The crumbling, red, 14-storey ore processing plant looms over Kennicott. Most Kennicott iconography depicts this building, from some angle or another.

View of the ore processing facility from the top, where the tour enters.
Slightly blurry selfie of me in one of the hard hats provided by the tour, layered over my Army surplus jeep cap. I am not sure how to categorize the expression on my face.


Our tour guide is younger than I am. Though he is engaging to listen to, I drift in and out of paying attention. I am more focused on snapping photos of everything I can, from every angle. I use up a whole battery and have to switch to my final spare. Most of the photos turn out to be terrible--dark, blurry, indistinct, whatever. But I enjoy taking them. I enjoy hanging back from the group; I enjoy the excuse to stand in certain places, walk off a ways, look under or go on the other side of things. One other person in the group seems equally preoccupied in taking photos... but awkwardly with an iPad, for some reason. The gentleman with a bad leg is also an armchair scholar, and the tour, more often than not, is less a lecture and more a conversation between the guide and him.


I hold two samples of copper ore--on the left, the colorful, shiny, 80% pure ore they found in the area mines; on the right, a dull, adulterated sample of what your typical copper mine produces.

A workbench area inside the processing plant. A row of empty window-frames lets in summer sunlight.

It seems like the type of place that ghosts hang around in. I can't decide if the ghosts would be angry or just... tired. Tired and homesick and cold.

We part ways with the tour after exiting the processing plant, 14-storeys down ad hoc ladders and stairs constructed by afterthought. The tour continues further into town, but Grandmother and Dad hurry back to catch the five o'clock van back into McCarthy, and I follow.

I think a meal commenced after this. A conversation long in coming. A series of small but significant revelations. Pregnant silences. A truce.

Some time later that evening, after the sun should have set (but didn't), I wander off to try my hand at painting en plein air.

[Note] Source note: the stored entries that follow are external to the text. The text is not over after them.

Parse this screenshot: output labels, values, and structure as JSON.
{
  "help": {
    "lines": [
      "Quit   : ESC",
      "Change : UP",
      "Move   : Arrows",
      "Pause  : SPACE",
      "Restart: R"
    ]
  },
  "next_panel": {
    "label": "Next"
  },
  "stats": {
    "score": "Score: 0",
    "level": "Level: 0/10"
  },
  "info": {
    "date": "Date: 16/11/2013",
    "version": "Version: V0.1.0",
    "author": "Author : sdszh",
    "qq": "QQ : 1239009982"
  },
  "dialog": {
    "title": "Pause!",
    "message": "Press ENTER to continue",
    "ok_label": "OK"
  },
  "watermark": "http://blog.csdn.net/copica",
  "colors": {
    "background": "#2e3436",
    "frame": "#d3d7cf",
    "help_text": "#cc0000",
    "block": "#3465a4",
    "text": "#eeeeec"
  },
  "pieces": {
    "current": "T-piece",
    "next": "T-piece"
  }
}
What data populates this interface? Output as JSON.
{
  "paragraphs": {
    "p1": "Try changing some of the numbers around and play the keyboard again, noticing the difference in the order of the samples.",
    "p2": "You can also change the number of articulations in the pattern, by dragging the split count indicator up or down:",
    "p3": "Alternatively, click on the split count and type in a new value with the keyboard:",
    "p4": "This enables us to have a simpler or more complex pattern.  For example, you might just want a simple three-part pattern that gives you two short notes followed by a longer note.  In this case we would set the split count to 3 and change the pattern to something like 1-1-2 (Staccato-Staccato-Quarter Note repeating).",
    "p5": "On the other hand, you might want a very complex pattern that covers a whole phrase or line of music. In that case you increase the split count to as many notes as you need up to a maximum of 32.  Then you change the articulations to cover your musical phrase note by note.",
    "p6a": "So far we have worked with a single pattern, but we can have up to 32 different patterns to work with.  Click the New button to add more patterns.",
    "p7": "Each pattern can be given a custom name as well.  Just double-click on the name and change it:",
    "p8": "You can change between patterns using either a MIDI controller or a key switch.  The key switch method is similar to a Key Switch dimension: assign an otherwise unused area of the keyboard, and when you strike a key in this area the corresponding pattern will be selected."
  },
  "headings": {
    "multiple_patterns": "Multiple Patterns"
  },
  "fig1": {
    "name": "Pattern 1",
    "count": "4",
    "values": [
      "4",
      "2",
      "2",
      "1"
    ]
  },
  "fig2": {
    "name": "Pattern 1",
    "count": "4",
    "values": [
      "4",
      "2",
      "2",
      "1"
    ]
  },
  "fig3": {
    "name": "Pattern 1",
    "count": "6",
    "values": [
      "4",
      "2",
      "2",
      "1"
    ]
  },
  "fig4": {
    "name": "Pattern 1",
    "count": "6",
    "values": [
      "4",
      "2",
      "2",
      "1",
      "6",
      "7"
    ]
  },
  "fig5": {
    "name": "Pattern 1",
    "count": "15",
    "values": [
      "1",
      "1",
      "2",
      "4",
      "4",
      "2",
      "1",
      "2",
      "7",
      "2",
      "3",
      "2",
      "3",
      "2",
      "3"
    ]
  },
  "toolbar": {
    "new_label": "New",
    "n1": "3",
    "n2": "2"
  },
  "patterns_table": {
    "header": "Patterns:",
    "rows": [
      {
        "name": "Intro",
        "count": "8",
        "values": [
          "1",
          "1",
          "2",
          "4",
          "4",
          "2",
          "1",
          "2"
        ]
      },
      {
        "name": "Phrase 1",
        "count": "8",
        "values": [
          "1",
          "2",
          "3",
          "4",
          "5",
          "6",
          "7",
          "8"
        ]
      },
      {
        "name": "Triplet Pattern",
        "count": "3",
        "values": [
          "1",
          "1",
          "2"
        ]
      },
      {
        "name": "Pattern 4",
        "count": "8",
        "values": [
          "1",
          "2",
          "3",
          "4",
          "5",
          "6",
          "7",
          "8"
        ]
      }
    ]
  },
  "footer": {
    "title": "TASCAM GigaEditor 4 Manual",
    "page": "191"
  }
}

I sit on a large rock by McCarthy creek and look out toward a mountain and... come up with something.

I refill my water pen in the creek as needed, and try to get used to how watercolors behave in the saturated Alaskan air--as opposed to the thirsty air of Colorado. At some point I accidentally flip the painting into the dirt... but kind of like the texture that the accidental grit affords it. I paint until I lose my light, and I paint some more after that, until I realize that the light has faded to where continuing to paint will make it worse, not better.

Me, sitting on a rock in my purple gore-tex, reenacting my painting the next morning now that I have Dad handy to take photos for me.

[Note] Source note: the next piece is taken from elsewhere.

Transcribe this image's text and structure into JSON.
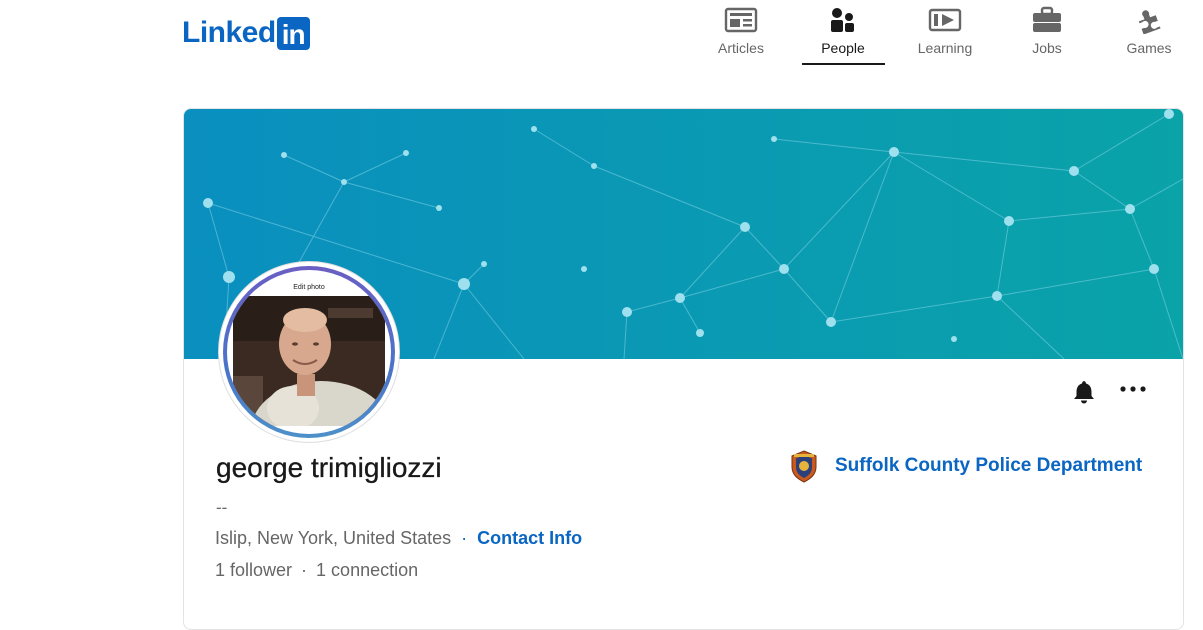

My final watercolor piece, resting against the rock I was sitting on, along with my watercolor tray and the watercolor pen I was using.

Me holding up my watercolor piece the next day, lining it up with the landscape that I'd painted.

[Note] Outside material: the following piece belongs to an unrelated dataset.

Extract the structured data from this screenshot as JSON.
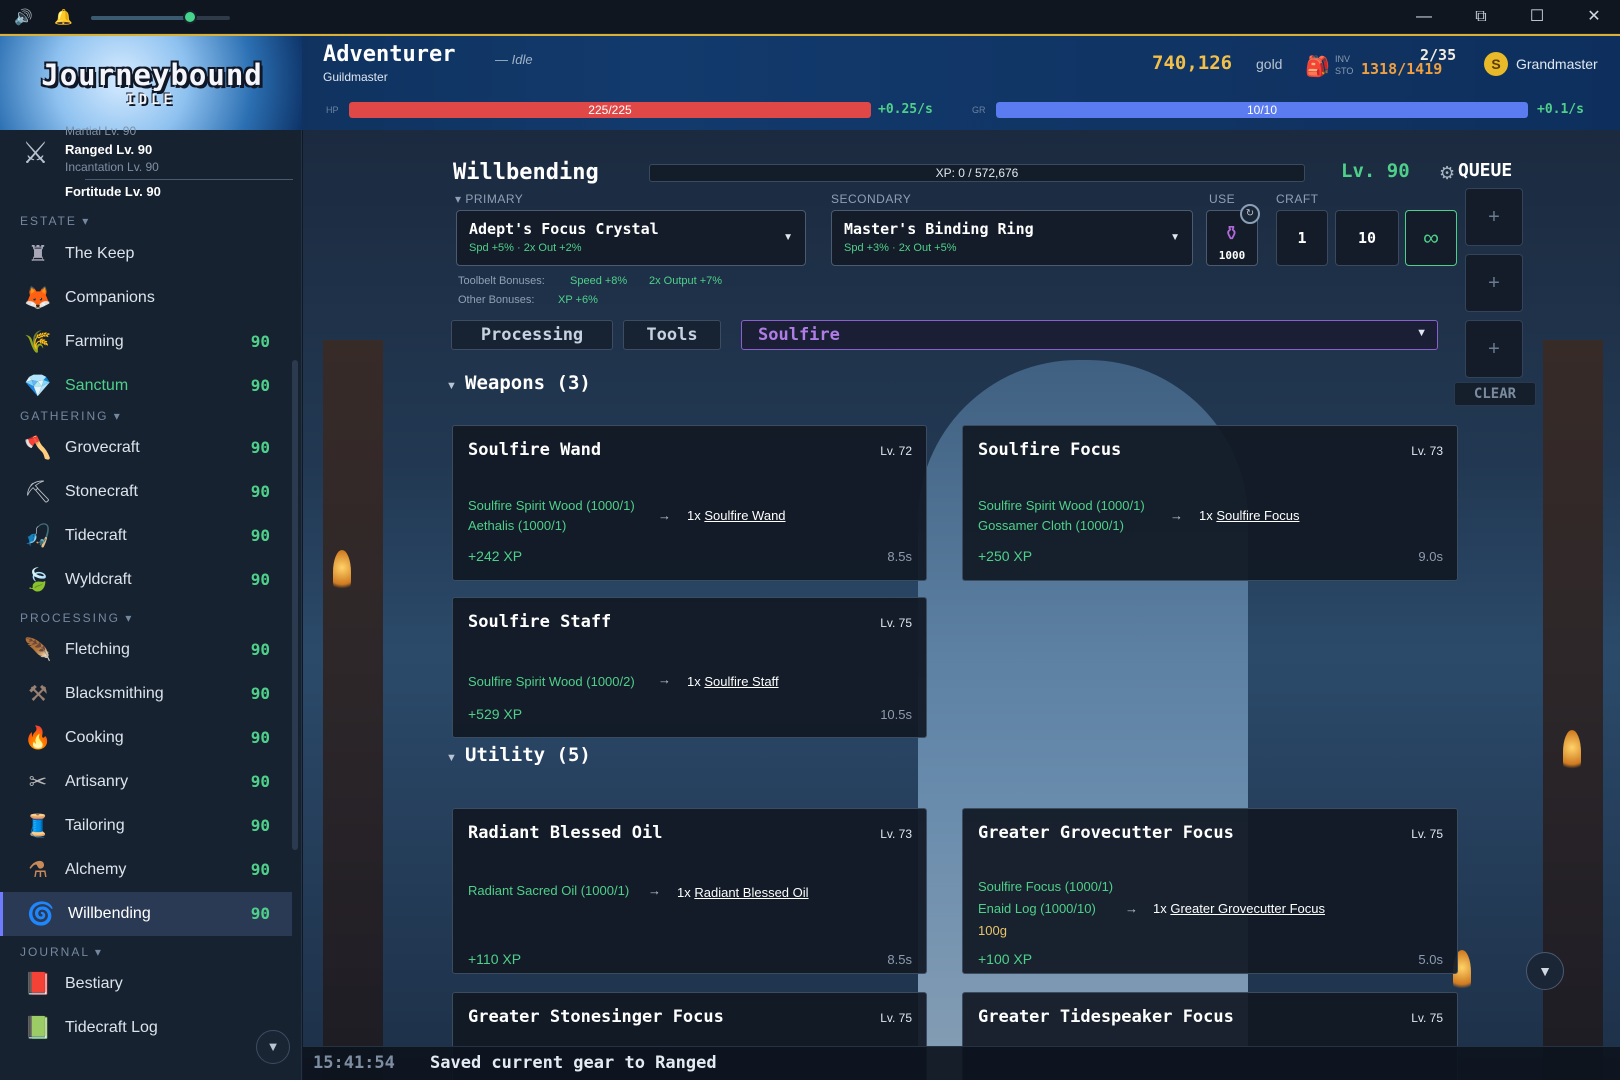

(Later I show my painting to N., and he identifies it as Sourdough peak. I'm proud of myself, that I was able to paint something he recognized just by looking. After all, when it comes to watercolors, I'm still pretty much making it up as I go along.)

The light is gone when I slip back into Ma Johnson's, and Grandmother is asleep. I move quietly to avoid disturbing her, resting my painting on the beside table, putting my stuff away, and gathering supplies for a shower without turning on the light. Only after I've thoroughly warmed my hands and feet and core with hot water am I able to slide into bed and drift to sleep.